Interprofessionalität schafft Synergien zum Nutzen der Patienten

FMH
Ausgabe
2018/06
DOI:
https://doi.org/10.4414/saez.2018.06468
Schweiz Ärzteztg. 2018;99(06):06468

Affiliations
Dr., Mitglied des Zentralvorstands der FMH, Departementsverantwortlicher Dienstleistungen und Berufsentwicklung

Publiziert am 07.02.2018

Die Zahl der Patienten, die an chronischen Erkran­kungen leiden, nimmt in der Schweiz dramatisch zu. Das Schweizerische Gesundheitsobservatorium OBSAN schätzte 2015, dass diese Patientengruppe für fast 80 Prozent der Gesundheitskosten verantwortlich ist. Die Betreuung älterer und polymorbider Patienten – die oftmals zu Hause erfolgt – ist komplex. Verschiedene Gesundheitsberufe setzen sich mit ihrer hohen fachlichen Kompetenz für die Patienten ein. Eine Zusammenarbeit dieser Akteure schafft Synergien und ermöglicht eine deutliche Verbesserung der Versorgungsqualität.
An der Gründungsversammlung vom 22. Januar 2018 trat die FMH der «Plattform Interprofessionalität in der primären Gesundheitsversorgung» bei. Diese Plattform ist ein wichtiger Schritt nach vorne und ein starkes Signal, dass die verschiedenen Berufsverbände des Gesundheitswesens eine umfassende und qualitativ hochwertige interprofessionelle Versorgung fördern wollen. Das Interesse der Patienten und der Bevölkerung steht dabei im Vordergrund. Zusammenarbeit, Koordination, Management und Kompetenzentwicklung der einzelnen Organisationen werden in einer Einheit zusammengeführt. Dies gewährleistet eine aktive Vernetzung der verschiedenen Berufsgruppen.
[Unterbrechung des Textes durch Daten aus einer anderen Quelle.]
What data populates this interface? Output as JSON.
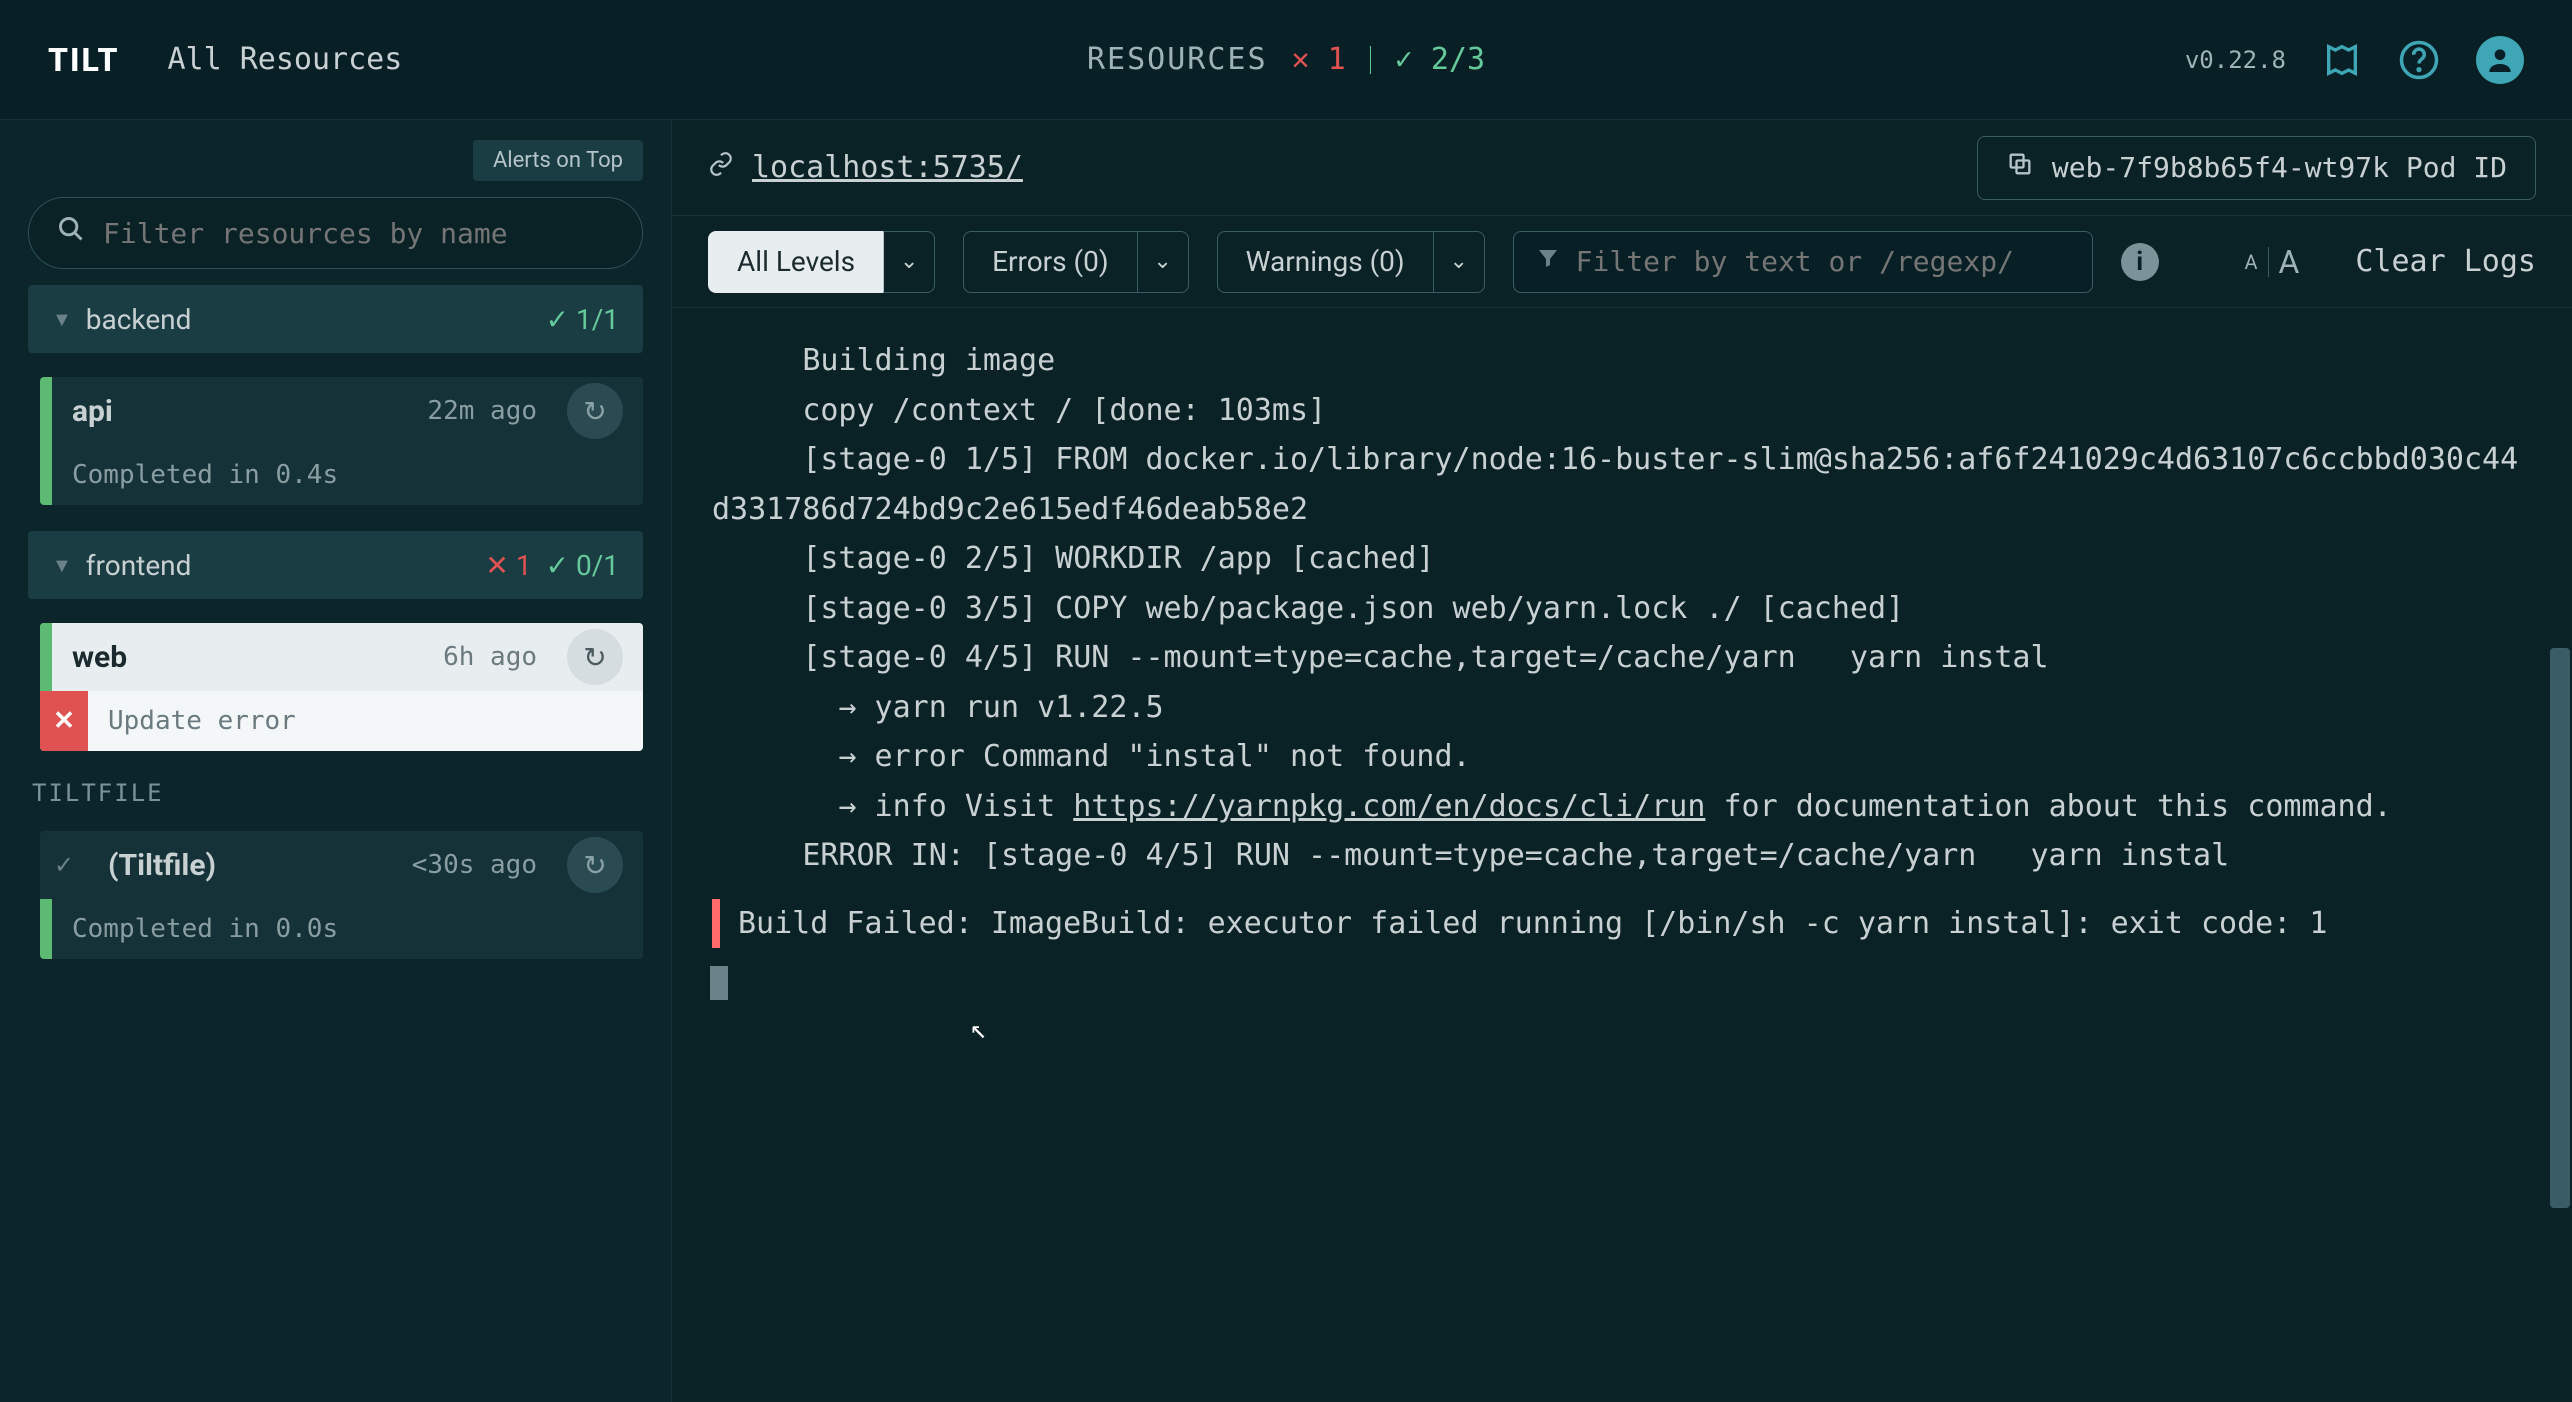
{
  "header": {
    "logo": "TILT",
    "title": "All Resources",
    "resources_label": "RESOURCES",
    "fail_count": "1",
    "pass_ratio": "2/3",
    "version": "v0.22.8"
  },
  "sidebar": {
    "alerts_toggle": "Alerts on Top",
    "filter_placeholder": "Filter resources by name",
    "groups": [
      {
        "name": "backend",
        "pass": "1/1",
        "items": [
          {
            "name": "api",
            "time": "22m ago",
            "status": "Completed in 0.4s",
            "state": "ok"
          }
        ]
      },
      {
        "name": "frontend",
        "fail": "1",
        "pass": "0/1",
        "items": [
          {
            "name": "web",
            "time": "6h ago",
            "status": "Update error",
            "state": "error",
            "selected": true
          }
        ]
      }
    ],
    "tiltfile_label": "TILTFILE",
    "tiltfile": {
      "name": "(Tiltfile)",
      "time": "<30s ago",
      "status": "Completed in 0.0s"
    }
  },
  "main": {
    "endpoint": "localhost:5735/",
    "pod_id": "web-7f9b8b65f4-wt97k Pod ID",
    "toolbar": {
      "all_levels": "All Levels",
      "errors": "Errors (0)",
      "warnings": "Warnings (0)",
      "filter_placeholder": "Filter by text or /regexp/",
      "clear_logs": "Clear Logs"
    },
    "log": {
      "l1": "     Building image",
      "l2": "     copy /context / [done: 103ms]",
      "l3": "     [stage-0 1/5] FROM docker.io/library/node:16-buster-slim@sha256:af6f241029c4d63107c6ccbbd030c44d331786d724bd9c2e615edf46deab58e2",
      "l4": "     [stage-0 2/5] WORKDIR /app [cached]",
      "l5": "     [stage-0 3/5] COPY web/package.json web/yarn.lock ./ [cached]",
      "l6": "     [stage-0 4/5] RUN --mount=type=cache,target=/cache/yarn   yarn instal",
      "l7": "       → yarn run v1.22.5",
      "l8": "       → error Command \"instal\" not found.",
      "l9a": "       → info Visit ",
      "l9link": "https://yarnpkg.com/en/docs/cli/run",
      "l9b": " for documentation about this command.",
      "l10": "",
      "l11": "     ERROR IN: [stage-0 4/5] RUN --mount=type=cache,target=/cache/yarn   yarn instal",
      "l12": "Build Failed: ImageBuild: executor failed running [/bin/sh -c yarn instal]: exit code: 1"
    }
  }
}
Mit diesem Beitritt bekräftigt die FMH ihre Bereitschaft, an diesem innovativen Ansatz für die primäre Gesundheitsversorgung mitzuwirken.
Das Ziel dieser Plattform ist einerseits der Ideenaustausch, andererseits das Fördern eines besseren Verständnisses für die Arbeit der anderen Berufsgruppen. Um dies zu erreichen, müssen sowohl die Behandlungskoordination verbessert als auch wichtige Informationen sowie Daten bei der kontinuierlichen und integrier­ten Versorgung gemeinschaftlich genutzt werden. Dazu werden IT-Tools benötigt. In Genf beispielsweise konnten dank der Arbeit des Vereins PRISM der Plan zur gemeinschaftlichen Pflege (Shared Care Plan) und der Plan zur gemeinschaftlichen Medikation (Shared Medication Plan) eingeführt werden, inklusive Berücksichtigung der Interoperabilität und Gewährleistung des Datenschutzes. Die Barrieren bei der Zusammenarbeit zwischen den verschiedenen Gesundheitsberufen sollen Schritt für Schritt verschwinden und einer echten gemeinsamen Arbeit weichen, die auf neuen und verstärkten Synergien beruht. Dieses Netzwerk aus Kommunikation und Interaktion dient dazu, die Qualität der Versorgung zu verbessern. Selbstverständlich müssen die jeweiligen Kompetenzen der verschiedenen Akteure innerhalb eines definierten ethischen Rahmens geachtet und die Rolle jedes Akteurs sowie das grundlegende Verständnis der Verantwortlichkeit klar festgelegt werden.
Auch der Patient muss seinen Teil zum Behandlungserfolg beitragen. Durch die Beteiligung der verschiedenen Akteure, die ihm mit professioneller Beratung zur Seite stehen, geschieht dies im Rahmen einer vertrauensvollen Beziehung. Zudem gilt es, innovative Projekte im Bereich der interprofessionellen Zusammenarbeit – auch bereits im Rahmen der Ausbildung und Lehre – umfassend zu unterstützen. Solche Projekte müssen weiterverfolgt und analysiert werden. Um die medizinischen, psychologischen und sozialen Bedürfnisse polymorbider Patienten zu befriedigen, ist ein interprofessionelles, patientenzentriertes Wissen in diesem Bereich von entscheidender Bedeutung.
Die interprofessionelle Arbeit erweist sich gerade jetzt als Chance, da die Kosten der Gesundheitsversorgung immer mehr im Mittelpunkt der Debatte stehen. Es braucht den starken Willen der Politik, ein Finanzierungsmodell zu finden, das Anreize für koordinierte Behandlungsteams setzt. Es gilt, die Fragmentierung der Behandlung zu bekämpfen, da sie hohe Kosten und eine verminderte Versorgungsqualität mit sich bringt.